ICICI Bank's core performance was in line with our estimate (PPP in line); though led by lower provisions the bottom-line was above expectations at 17.3bn (up 20.3% YoY). Asset quality remains comfortable with 1) GNPA stable QoQ 2) slippages under control (1.4%) 3) Credit costs under control at 60 bps and PCR healthy at ~79%. While the restructured portfolio has increased by 11% QoQ (with additional Rs13bn under consideration), it remains comfortable at 1.2% of advances. We maintain our fair value estimate and recommend Buy and believe that ICICI Bank is one of the safest bets in the current asset quality cycle that also offers decent upside.

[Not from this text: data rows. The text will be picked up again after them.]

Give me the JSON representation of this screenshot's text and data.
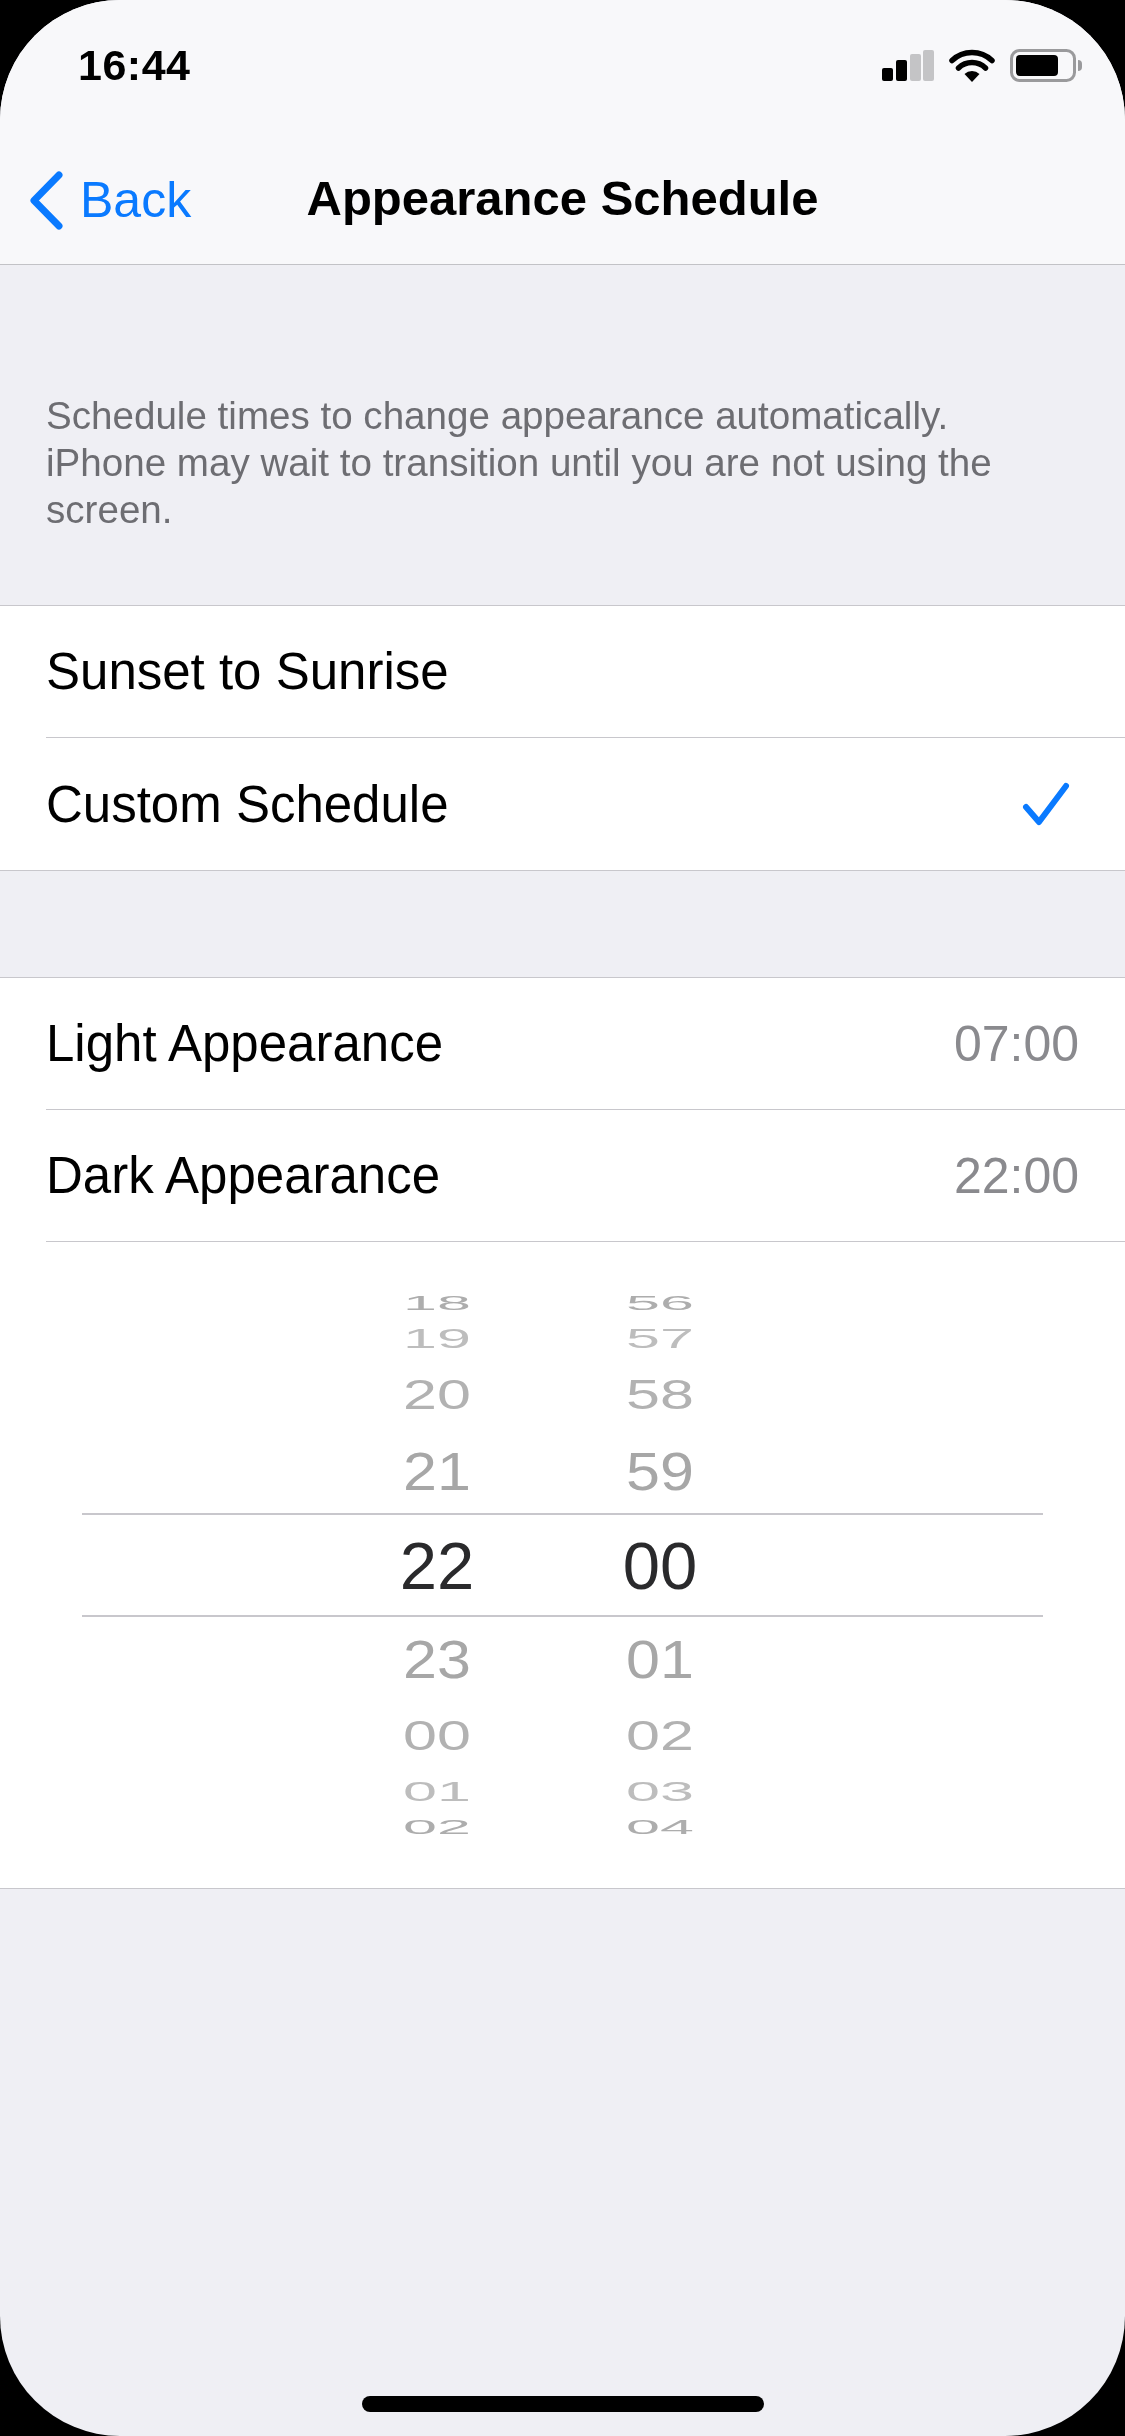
{
  "status_bar": {
    "time": "16:44"
  },
  "nav_bar": {
    "back_label": "Back",
    "title": "Appearance Schedule"
  },
  "description": "Schedule times to change appearance automatically. iPhone may wait to transition until you are not using the screen.",
  "schedule_options": [
    {
      "label": "Sunset to Sunrise",
      "selected": false
    },
    {
      "label": "Custom Schedule",
      "selected": true
    }
  ],
  "times": [
    {
      "label": "Light Appearance",
      "value": "07:00"
    },
    {
      "label": "Dark Appearance",
      "value": "22:00",
      "time_picker": {
        "columns": [
          {
            "items": [
              {
                "label": "18",
                "selected": false
              },
              {
                "label": "19",
                "selected": false
              },
              {
                "label": "20",
                "selected": false
              },
              {
                "label": "21",
                "selected": false
              },
              {
                "label": "22",
                "selected": true
              },
              {
                "label": "23",
                "selected": false
              },
              {
                "label": "00",
                "selected": false
              },
              {
                "label": "01",
                "selected": false
              },
              {
                "label": "02",
                "selected": false
              }
            ]
          },
          {
            "items": [
              {
                "label": "56",
                "selected": false
              },
              {
                "label": "57",
                "selected": false
              },
              {
                "label": "58",
                "selected": false
              },
              {
                "label": "59",
                "selected": false
              },
              {
                "label": "00",
                "selected": true
              },
              {
                "label": "01",
                "selected": false
              },
              {
                "label": "02",
                "selected": false
              },
              {
                "label": "03",
                "selected": false
              },
              {
                "label": "04",
                "selected": false
              }
            ]
          }
        ]
      }
    }
  ]
}
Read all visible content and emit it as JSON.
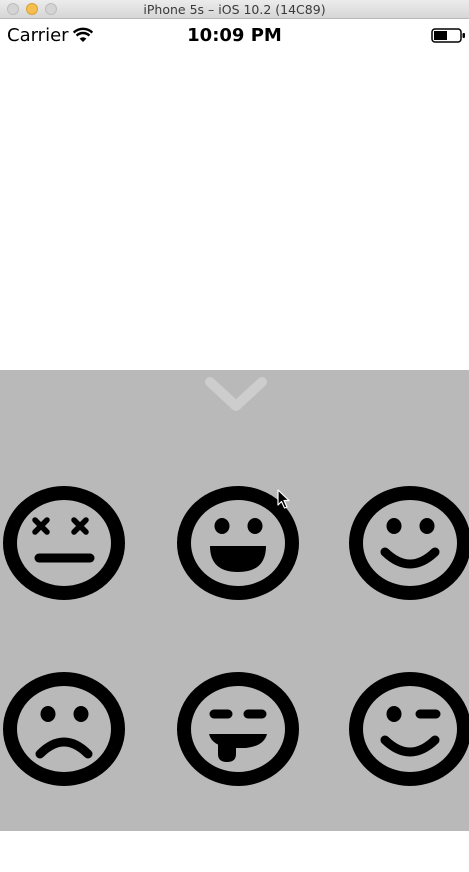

NIM expands 10bps QoQ, Loan growth @ 19%: NII grew by a healthy 17% yoy (in-line) to Rs27.1bn led by a credit growth (19% yoy) and 10 bps QoQ expansion in reported NIM. The NIM expansion is more due to lower cost of funds for Q3FY12 while blended yields were largely flat QoQ. While the management guided for a NIM of ~2.8%, we believe that NIM could surprise on the upside based on 1) lower share of low-yielding international book 2) benefit of lower losses on security receipts related to loans sold 3) reversal of domestic interest rate cycle in FY2013.
Asset quality stable, restructuring on rise but comfortable: Asset quality matrices continue to remain healthy with 1) GNPA improving by ~30 bps QoQ 2) PCR maintaining strong 79% 3) Slippage rate contained at 1.4% and 4) credit costs contained at 0.6%. Management aims to contain credit costs at ~70bp for FY12 and ~75bp for FY13, including potential losses on Rs13bn in loans already in the restructuring pipeline. While the restructured portfolio has increased by 11% QoQ (with additional Rs13bn under consideration), it remains comfortable at 1.2% of advances.
Loan growth healthy but challenges remain: Loan growth benefitted from rupee depreciation which propped up the overseas loan book (reported 38% YoY, ex-Re depreciation at 16.5%). The domestic loan book was primarily driven by domestic corporate loans (up 23.8% YoY) while retail book growth was tepid at ~4.5% YoY. Given the anticipated weakness in overall domestic loan demand coupled with significant run-offs in overseas book, maintaining loan growth is likely to be a challenge for the bank during FY13.
Lackluster non-interest income growth: Non-interest income grew by a tepid 8% YoY during the quarter led by continued weakness in retail loan offtake and third party distribution. Dividend flow from insurance subsidiary saved the day and is likely to continue over quarters to come.
Maintain Buy: Not withstanding the challenges on loan growth, we draw significant comfort on asset quality front led by a limited restructured portfolio, strong PCR and relatively conservative loan book build up in the past 2 years. Potential upside surprise on NIMs and contained credit costs should help the bank deliver RoA of ~1.4% for FY12 & FY13. At current price, the stock trades at 13.6x FY13 EPS and 1.7x FY13 ABVS. We maintain Buy.